Steven makes some interesting points on the properties, and how they make or break the movies... with some comments on the Green Hornet and Spirit movies. What I find interesting is that they have moved to optioning properties, probably for financial reasons, that have little or no following, unlike the Fantastic Four or Spider-Man. Green Hornet? Never understood that one, especially when you have a further multitude of good properties that could be better mined. Oddly enough, Marvel has been better at getting the small properties to screen. (I really never thought that I'd see the day that I would be seeing a Ghost Rider movie in the threatres. I'm sure that Mike Ploog never did either.) Where is the Wonder Woman movie? Where is the Green Lantern movie? Hell, where is the Black Lightning movie at this rate? How could you not simply let Joss Whedon make the damn WW picture anyway? (Who, in Hollywood, has a better resume with female characters than the man with 7 seasons of Buffy?)

Heroes, by the way is such a close concept to the Good Guys, my first profession venture into the world of comics via the defunct Defiant Comics that I did a head spin when I saw the premise.

Comics have long been about being able to reflect the times, and nowhere is that more apparent than reading books in hindsight, when we are accurately able to judge the tenor of the times. The Batman is a revenge fantasy that spilled over from the lawless Robber Baron Gangster 30's, and by the middle of the 1950's he'd been tamed into a reassuring man in a mask. Marvel had long had a history of moving slowly, due in part to Martin Goodman's "find what's hot and make a copy" philosophy. Thus we had Master of Kung Fu long after the craze, and the Disco Dazzler showing up in 1980. But mainstream America is also slow to get to get with the times. The producers of Saturday Night Fever have gone on record as saying that they did the movie to document a culture that was in New York and that had died out. No one knew that it would ignite a new trend for the entire country.

What I hate seeing is comics having to be reactionary at all. Steven is still thinking of the monthly periodical version of comics, and I think that I'm far more focused on the novel/novella format. I personally like the idea that there should be less layers in the editorial system in publishing, and I'm sure that it's a personal frustration for someone who has pitched as much material as he has that editors cannot simply champion a project and bring it to fruition, but we all know that the star editorial system exists in all layer of the publishing world, and that there are very few Archie Goodwin's out there who have that sort of amazing taste as to the projects that they can get behind. (We can thank Archie for getting behind Starman, the great American comic book for the decade of the '90's.)
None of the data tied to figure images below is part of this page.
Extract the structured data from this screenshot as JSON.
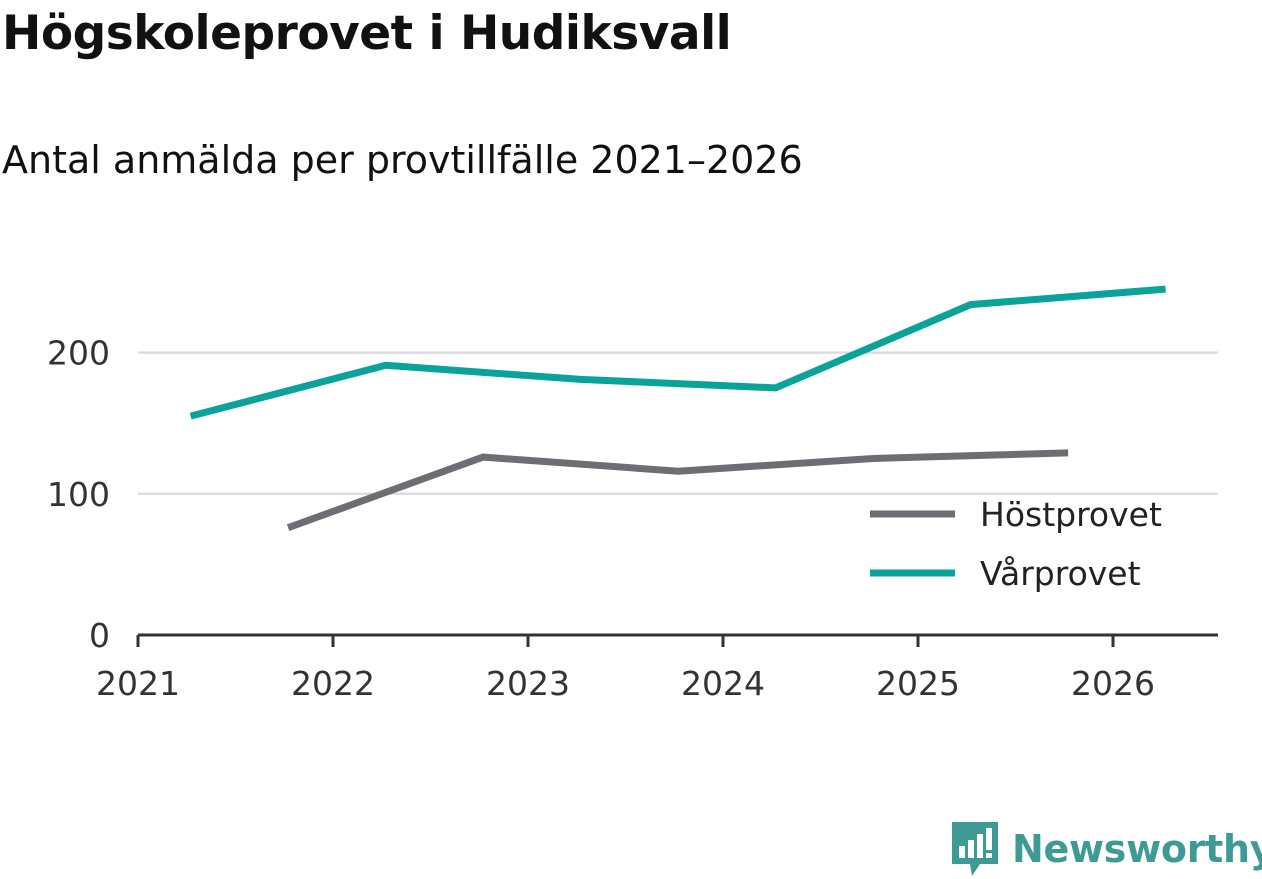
{
  "chart_data": {
    "type": "line",
    "title": "Högskoleprovet i Hudiksvall",
    "subtitle": "Antal anmälda per provtillfälle 2021–2026",
    "xlabel": "",
    "ylabel": "",
    "x_ticks": [
      "2021",
      "2022",
      "2023",
      "2024",
      "2025",
      "2026"
    ],
    "y_ticks": [
      "0",
      "100",
      "200"
    ],
    "xlim": [
      2021,
      2026.55
    ],
    "ylim": [
      0,
      270
    ],
    "gridlines": [
      100,
      200
    ],
    "legend_position": "bottom-right",
    "series": [
      {
        "name": "Höstprovet",
        "color": "#6d6d73",
        "x": [
          2021.77,
          2022.77,
          2023.77,
          2024.77,
          2025.77
        ],
        "y": [
          76,
          126,
          116,
          125,
          129
        ]
      },
      {
        "name": "Vårprovet",
        "color": "#09a39a",
        "x": [
          2021.27,
          2022.27,
          2023.27,
          2024.27,
          2025.27,
          2026.27
        ],
        "y": [
          155,
          191,
          181,
          175,
          234,
          245
        ]
      }
    ]
  },
  "brand": {
    "name": "Newsworthy",
    "icon": "newsworthy-logo-icon",
    "color": "#3e9a95"
  }
}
Political cartoons are reactionary, we don't need to to. The current crop fo graphic novels currently gaining a certain level of respect have a longer shelf life, and make for interesting movies. Ghost world is a good example, and it doesn't need a $100 million budget. I thought that Linkletter did a great job bringing A Scanner Darkly to life, and Phil Dick's book could easily have been a comic for all its twists and turns and drug addled visuals. Hell, it could have been an Englehart/Brunner comic with its level of paranoia.

And Steven, when I think of Leonard Cohen, I thinkof the chilling album, the Future. That is not easy stuff to digest. Leonard makes it sound nice, but its scary stuff. Just check out Natural Born Killers.